Passaging of gingival fibroblast cells decreases the expression of IL-6, IL-1β, and TLR2 and increases the expression of all osteogenesis-related genes. A Sample collection. B Passage 1. C Passage 2. D Passage 3. E Passage 4. Red color indicates a decrease and green an increase compared to Passage 1. Gray color indicates that the gene is not expressed anymore. Arrows indicate a further increase/decrease compared to previous passages

Although we showed that passaging affects the gene expression of some inflammation-related genes and all of the osteogenesis-related genes that were included, it is beyond the scope of this article to investigate whether these differences in gene expression affect biological assays such as osteogenesis and osteoclastogenesis assays. In fact, this is not possible to test at least not for the first passages, given the restricted number of cells of these first passages. We showed also that cultures from passage 2 to passage 4 contained only cells with fibroblast morphology, but whether they are homogenous in cell types cannot be concluded and should be assessed in future work using single cell sequencing [32].
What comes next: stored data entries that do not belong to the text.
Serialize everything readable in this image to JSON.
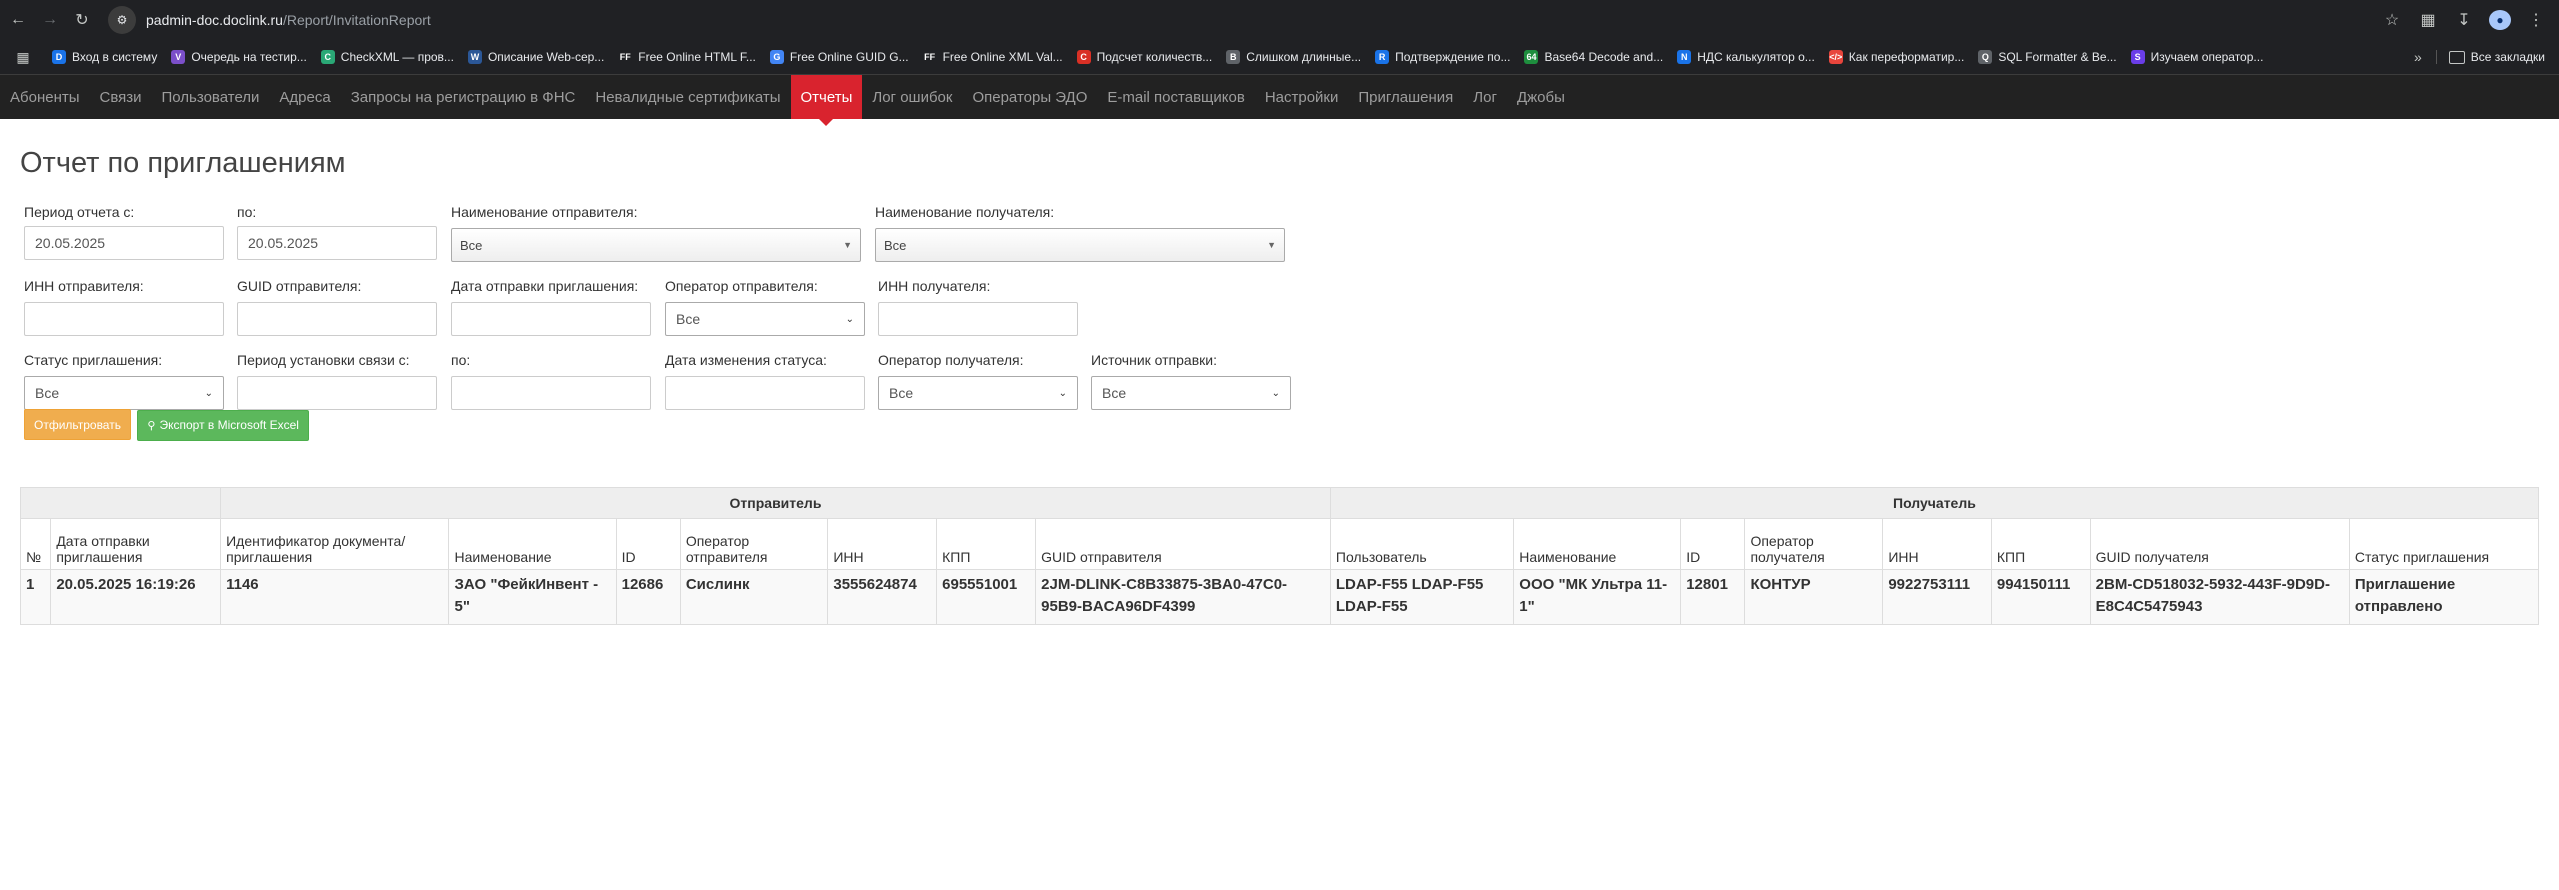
{
  "browser": {
    "url_host": "padmin-doc.doclink.ru",
    "url_path": "/Report/InvitationReport",
    "bookmarks": [
      {
        "label": "Вход в систему",
        "icon": "doclink-icon",
        "color": "#1a73e8",
        "glyph": "D"
      },
      {
        "label": "Очередь на тестир...",
        "icon": "visualstudio-icon",
        "color": "#7b4fc9",
        "glyph": "V"
      },
      {
        "label": "CheckXML — пров...",
        "icon": "checkxml-icon",
        "color": "#2aa876",
        "glyph": "C"
      },
      {
        "label": "Описание Web-сер...",
        "icon": "web-service-icon",
        "color": "#2b5797",
        "glyph": "W"
      },
      {
        "label": "Free Online HTML F...",
        "icon": "freeformatter-icon",
        "color": "#202124",
        "glyph": "FF"
      },
      {
        "label": "Free Online GUID G...",
        "icon": "guid-generator-icon",
        "color": "#4285f4",
        "glyph": "G"
      },
      {
        "label": "Free Online XML Val...",
        "icon": "freeformatter-icon",
        "color": "#202124",
        "glyph": "FF"
      },
      {
        "label": "Подсчет количеств...",
        "icon": "counter-icon",
        "color": "#d93025",
        "glyph": "C"
      },
      {
        "label": "Слишком длинные...",
        "icon": "book-icon",
        "color": "#5f6368",
        "glyph": "B"
      },
      {
        "label": "Подтверждение по...",
        "icon": "russia-flag-icon",
        "color": "#1a73e8",
        "glyph": "R"
      },
      {
        "label": "Base64 Decode and...",
        "icon": "base64-icon",
        "color": "#1e8e3e",
        "glyph": "64"
      },
      {
        "label": "НДС калькулятор о...",
        "icon": "calculator-icon",
        "color": "#1a73e8",
        "glyph": "N"
      },
      {
        "label": "Как переформатир...",
        "icon": "code-icon",
        "color": "#e8453c",
        "glyph": "</>"
      },
      {
        "label": "SQL Formatter & Be...",
        "icon": "sql-icon",
        "color": "#5f6368",
        "glyph": "Q"
      },
      {
        "label": "Изучаем оператор...",
        "icon": "learn-icon",
        "color": "#6a3de8",
        "glyph": "S"
      }
    ],
    "all_bookmarks": "Все закладки"
  },
  "nav": {
    "items": [
      "Абоненты",
      "Связи",
      "Пользователи",
      "Адреса",
      "Запросы на регистрацию в ФНС",
      "Невалидные сертификаты",
      "Отчеты",
      "Лог ошибок",
      "Операторы ЭДО",
      "E-mail поставщиков",
      "Настройки",
      "Приглашения",
      "Лог",
      "Джобы"
    ],
    "active": "Отчеты"
  },
  "page": {
    "title": "Отчет по приглашениям"
  },
  "filters": {
    "period_from_label": "Период отчета с:",
    "period_from_value": "20.05.2025",
    "period_to_label": "по:",
    "period_to_value": "20.05.2025",
    "sender_name_label": "Наименование отправителя:",
    "sender_name_value": "Все",
    "recipient_name_label": "Наименование получателя:",
    "recipient_name_value": "Все",
    "sender_inn_label": "ИНН отправителя:",
    "sender_guid_label": "GUID отправителя:",
    "invite_date_label": "Дата отправки приглашения:",
    "sender_operator_label": "Оператор отправителя:",
    "sender_operator_value": "Все",
    "recipient_inn_label": "ИНН получателя:",
    "invite_status_label": "Статус приглашения:",
    "invite_status_value": "Все",
    "link_period_from_label": "Период установки связи с:",
    "link_period_to_label": "по:",
    "status_change_date_label": "Дата изменения статуса:",
    "recipient_operator_label": "Оператор получателя:",
    "recipient_operator_value": "Все",
    "source_label": "Источник отправки:",
    "source_value": "Все"
  },
  "buttons": {
    "filter": "Отфильтровать",
    "export": "Экспорт в Microsoft Excel"
  },
  "table": {
    "group_sender": "Отправитель",
    "group_recipient": "Получатель",
    "columns": [
      "№",
      "Дата отправки приглашения",
      "Идентификатор документа/приглашения",
      "Наименование",
      "ID",
      "Оператор отправителя",
      "ИНН",
      "КПП",
      "GUID отправителя",
      "Пользователь",
      "Наименование",
      "ID",
      "Оператор получателя",
      "ИНН",
      "КПП",
      "GUID получателя",
      "Статус приглашения"
    ],
    "rows": [
      [
        "1",
        "20.05.2025 16:19:26",
        "1146",
        "ЗАО \"ФейкИнвент - 5\"",
        "12686",
        "Сислинк",
        "3555624874",
        "695551001",
        "2JM-DLINK-C8B33875-3BA0-47C0-95B9-BACA96DF4399",
        "LDAP-F55 LDAP-F55 LDAP-F55",
        "ООО \"МК Ультра 11-1\"",
        "12801",
        "КОНТУР",
        "9922753111",
        "994150111",
        "2BM-CD518032-5932-443F-9D9D-E8C4C5475943",
        "Приглашение отправлено"
      ]
    ]
  }
}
A limitation of the current study is that we cultured the cells for a limited number of passages, up to passage 4. Therefore, assays with a biologically relevant read-out, such as osteoblastic differentiation, ELISAs of cytokines, and osteoclast differentiation when using co-cultures with human monocytes could not be used. This is an inevitable shortcoming of this study that focuses only on mRNA expression. Many researchers use primary gingival fibroblast cells from passage 1 to 4 [34,35,36,37]; however, some research groups use cells from later passages [38, 39]. A study [40] that compared the protein expression of gingival fibroblasts, such as IL-6, IL-8, TNF-α and MMP-3, from passage 4 to 5 (early passage cells) compared to passage 30–35 (late passage cells) found no significant differences. On the other hand, an advantage of the current study is that we measured the gene expression of the outgrowth of the tissues.
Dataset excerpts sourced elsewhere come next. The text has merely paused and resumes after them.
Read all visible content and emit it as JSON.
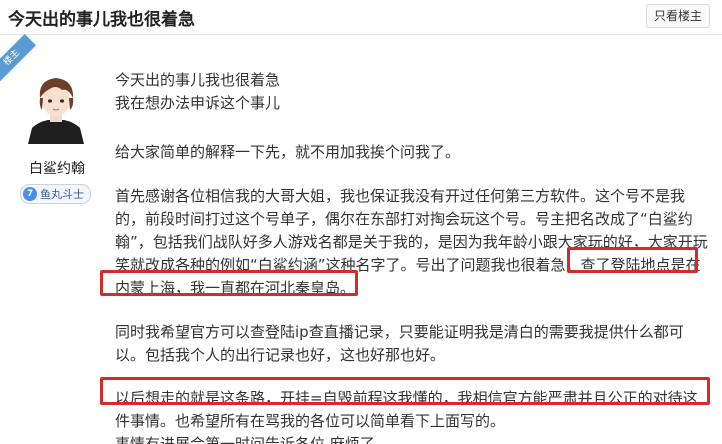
{
  "post": {
    "title": "今天出的事儿我也很着急",
    "only_op_label": "只看楼主"
  },
  "author": {
    "op_tag": "楼主",
    "name": "白鲨约翰",
    "badge_icon": "7",
    "badge_label": "鱼丸斗士"
  },
  "body": {
    "lines": [
      "今天出的事儿我也很着急",
      "我在想办法申诉这个事儿",
      "给大家简单的解释一下先，就不用加我挨个问我了。",
      "首先感谢各位相信我的大哥大姐，我也保证我没有开过任何第三方软件。这个号不是我",
      "的，前段时间打过这个号单子，偶尔在东部打对掏会玩这个号。号主把名改成了“白鲨约",
      "翰”，包括我们战队好多人游戏名都是关于我的，是因为我年龄小跟大家玩的好，大家开玩",
      "笑就改成各种的例如“白鲨约涵”这种名字了。号出了问题我也很着急，查了登陆地点是在",
      "内蒙上海，我一直都在河北秦皇岛。",
      "同时我希望官方可以查登陆ip查直播记录，只要能证明我是清白的需要我提供什么都可",
      "以。包括我个人的出行记录也好，这也好那也好。",
      "以后想走的就是这条路，开挂=自毁前程这我懂的，我相信官方能严肃并且公正的对待这",
      "件事情。也希望所有在骂我的各位可以简单看下上面写的。",
      "事情有进展会第一时间告诉各位 麻烦了。"
    ]
  },
  "colors": {
    "highlight_box": "#d62b2b",
    "badge_accent": "#4a8fe7",
    "op_ribbon": "#5b9bd5"
  }
}
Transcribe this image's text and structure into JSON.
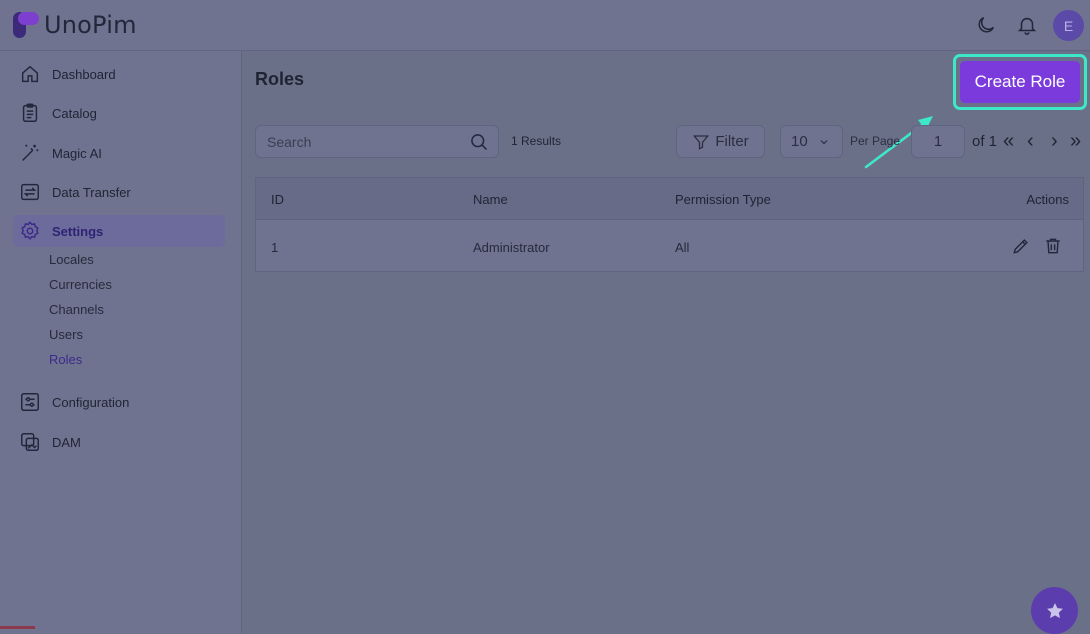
{
  "app": {
    "name": "UnoPim",
    "avatar_initial": "E"
  },
  "sidebar": {
    "items": [
      {
        "label": "Dashboard",
        "icon": "home-icon"
      },
      {
        "label": "Catalog",
        "icon": "clipboard-icon"
      },
      {
        "label": "Magic AI",
        "icon": "magic-wand-icon"
      },
      {
        "label": "Data Transfer",
        "icon": "transfer-icon"
      },
      {
        "label": "Settings",
        "icon": "gear-icon"
      },
      {
        "label": "Configuration",
        "icon": "sliders-icon"
      },
      {
        "label": "DAM",
        "icon": "images-icon"
      }
    ],
    "settings_sub": [
      "Locales",
      "Currencies",
      "Channels",
      "Users",
      "Roles"
    ]
  },
  "main": {
    "title": "Roles",
    "create_button": "Create Role",
    "search_placeholder": "Search",
    "results": "1 Results",
    "filter_label": "Filter",
    "per_page_value": "10",
    "per_page_label": "Per Page",
    "page_value": "1",
    "of_label": "of 1",
    "pager": {
      "first": "«",
      "prev": "‹",
      "next": "›",
      "last": "»"
    }
  },
  "table": {
    "headers": [
      "ID",
      "Name",
      "Permission Type",
      "Actions"
    ],
    "rows": [
      {
        "id": "1",
        "name": "Administrator",
        "permission": "All"
      }
    ]
  },
  "colors": {
    "accent": "#7b3bdc",
    "highlight": "#3de8c8",
    "background": "#6b7089"
  }
}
The effect of passaging seems to have a gradual effect on most of the tested genes. Concerning the inflammation-related genes, the differences between passages were very limited, with the exception of IL-6 and IL-1β. Here, stable expression after passage 1 was observed. The other genes assessed hardly differed. On the other hand, the effect on the expression of the osteogenesis-related genes seems to be more prominent. Based on our results, experiments with primary cells to study biological processes should be encouraged but well controlled. In future studies, we plan to explore the role of gingival fibroblast cells derived from healthy and diseased sites in terms of osteogenesis and osteoclastogenesis potential.

Conclusion

Our results suggest that passaging of gingival fibroblast cells derived from healthy and diseased sites has some effects on the expression of inflammation, pathogen recognition, and osteogenesis-related genes (Fig. 4). Most of the differences appear from the first passage, for instance the decreased expression of the IL-6 and IL-1β. On the contrary, the expression of OPG, RUNX2, ALP, osteonectin, and COL1A was increased gradually with passaging. Although not possible to assess biological parameters in the present study, despite the expression differences seen here, passages 3 and 4 derived cells, such as those used by many research groups worldwide, could still be seen as a good model to study biological assays that resemble the fibroblast function of the gingiva, such as extracellular matrix production, response to bacteria [18, 19, 23], osteogenesis, and osteoclastogenesis in disease models[20]. We also confirmed that passages 2–4 only contained outgrowth of fibroblast-like cells. Given the fact that some of the gene expressions responded to passaging, we recommend to standardize the passage number in all experiments using biological replicates of various donors.